CHICAGO, IL - AUGUST 03: Kendrick Lamar performs during Lollapalooza 2013 at Grant Park on August 3, 2013 in Chicago, Illinois. (Photo by Theo Wargo/Getty Images)
Photo: Theo Wargo/Getty Images

Or, at the very least, the head of Kendrick Lamar’s label did not like it. On Friday night, Top Dawg Entertainment CEO Anthony “Top Dawg” Tiffith released a statement criticizing GQ’s recent profile of Lamar in the magazine’s “Men of the Year” issue. While Tiffith called Lamar’s new “Rapper of the Year” title “an honor,” he wrote that the story was characterized by “racial overtones,” which “immediately reminded everyone of a time in hip-hop that was destroyed by violence.” Tiffith explained that he was so displeased by the piece that he had Lamar cancel his scheduled performance at last week’s “Men of the Year” party.

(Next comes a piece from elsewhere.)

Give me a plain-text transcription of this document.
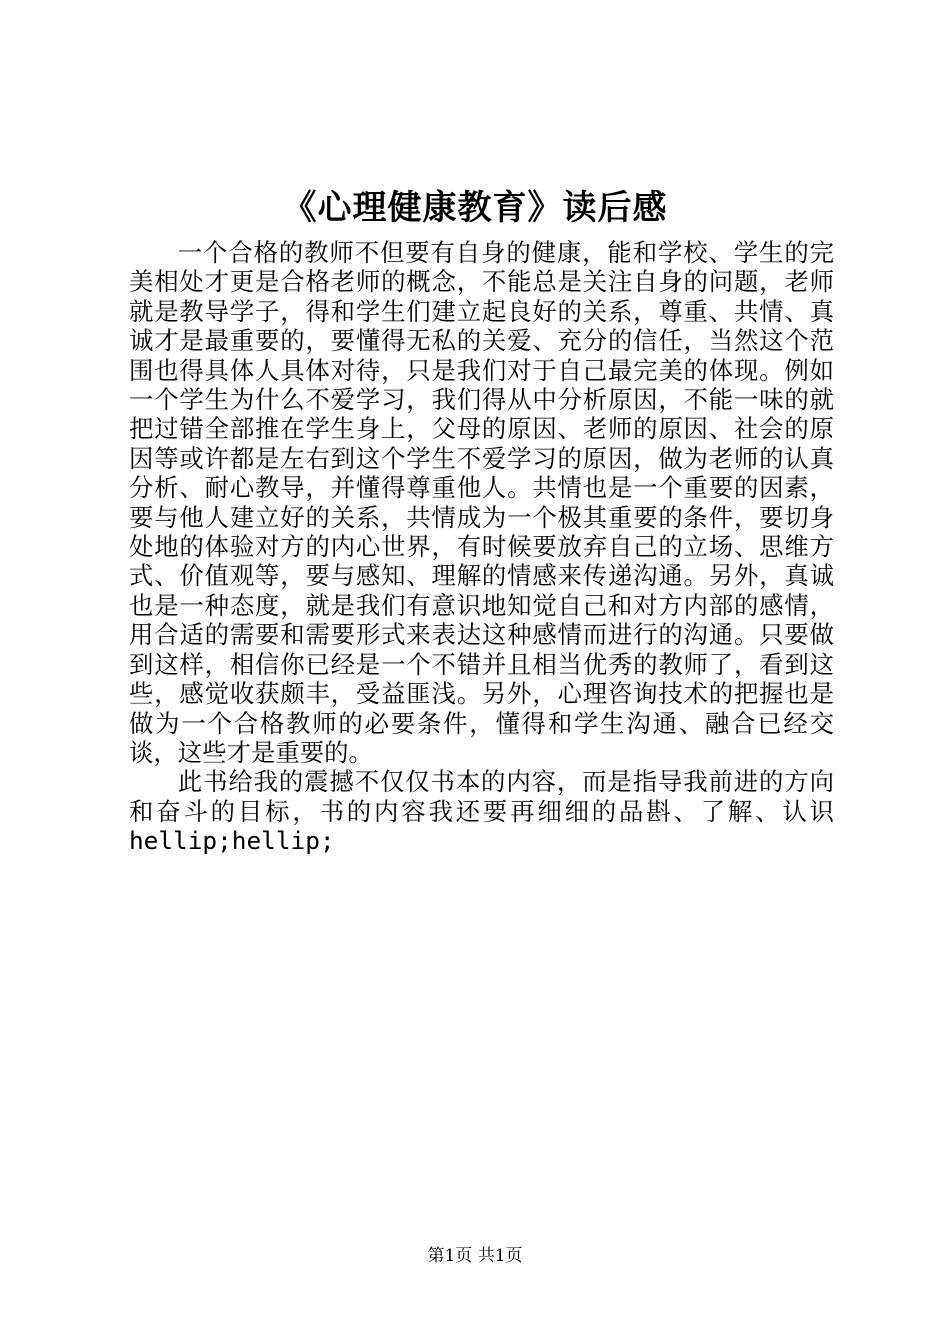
《心理健康教育》读后感

一个合格的教师不但要有自身的健康，能和学校、学生的完美相处才更是合格老师的概念，不能总是关注自身的问题，老师就是教导学子，得和学生们建立起良好的关系，尊重、共情、真诚才是最重要的，要懂得无私的关爱、充分的信任，当然这个范围也得具体人具体对待，只是我们对于自己最完美的体现。例如一个学生为什么不爱学习，我们得从中分析原因，不能一味的就把过错全部推在学生身上，父母的原因、老师的原因、社会的原因等或许都是左右到这个学生不爱学习的原因，做为老师的认真分析、耐心教导，并懂得尊重他人。共情也是一个重要的因素，要与他人建立好的关系，共情成为一个极其重要的条件，要切身处地的体验对方的内心世界，有时候要放弃自己的立场、思维方式、价值观等，要与感知、理解的情感来传递沟通。另外，真诚也是一种态度，就是我们有意识地知觉自己和对方内部的感情，用合适的需要和需要形式来表达这种感情而进行的沟通。只要做到这样，相信你已经是一个不错并且相当优秀的教师了，看到这些，感觉收获颇丰，受益匪浅。另外，心理咨询技术的把握也是做为一个合格教师的必要条件，懂得和学生沟通、融合已经交谈，这些才是重要的。

此书给我的震撼不仅仅书本的内容，而是指导我前进的方向和奋斗的目标，书的内容我还要再细细的品斟、了解、认识hellip;hellip;

第1页 共1页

Tiffith argued that the piece was “focused on what most people would see as drama or bs,” presumably because it covers Lamar’s much-discussed, dis-heavy verse on Big Sean’s “Control” and his subsequent fight with Drake. He also took issue with a line where writer (and Vulture contributor) Steve Marsh expressed “surprise” at the “discipline” of Lamar and his Compton-raised crew, who, he noted, did not “roll even the thinnest spider leg of a jay” in his presence. And, while Tiffith did not complain about it specifically, Marsh also referred to him as “basically TDE’s Suge Knight.” (For those who skipped that part of the nineties: Suge Knight is not exactly a paragon of discipline.) “Instead of putting emphasis on the good that TDE has done for west coast music, and for hip hop as a whole, [Marsh] spoke on what most people would consider whats wrong with Hip Hop music,” Tiffith wrote.

GQ editor-in-chief Jim Nelson responded with a statement calling Lamar “one of the most talented new musicians to arrive on the scene in years” and describing the article as “incredibly positive.” “We were mystified and sorely disappointed by Top Dawg’s decision to pull him at the last minute from the performance he had promised to give,” Nelson continued. “The real shame is that people were deprived of the joy of seeing Kendrick perform live. I’m still a huge fan.” Lamar himself still has yet to weigh in on this.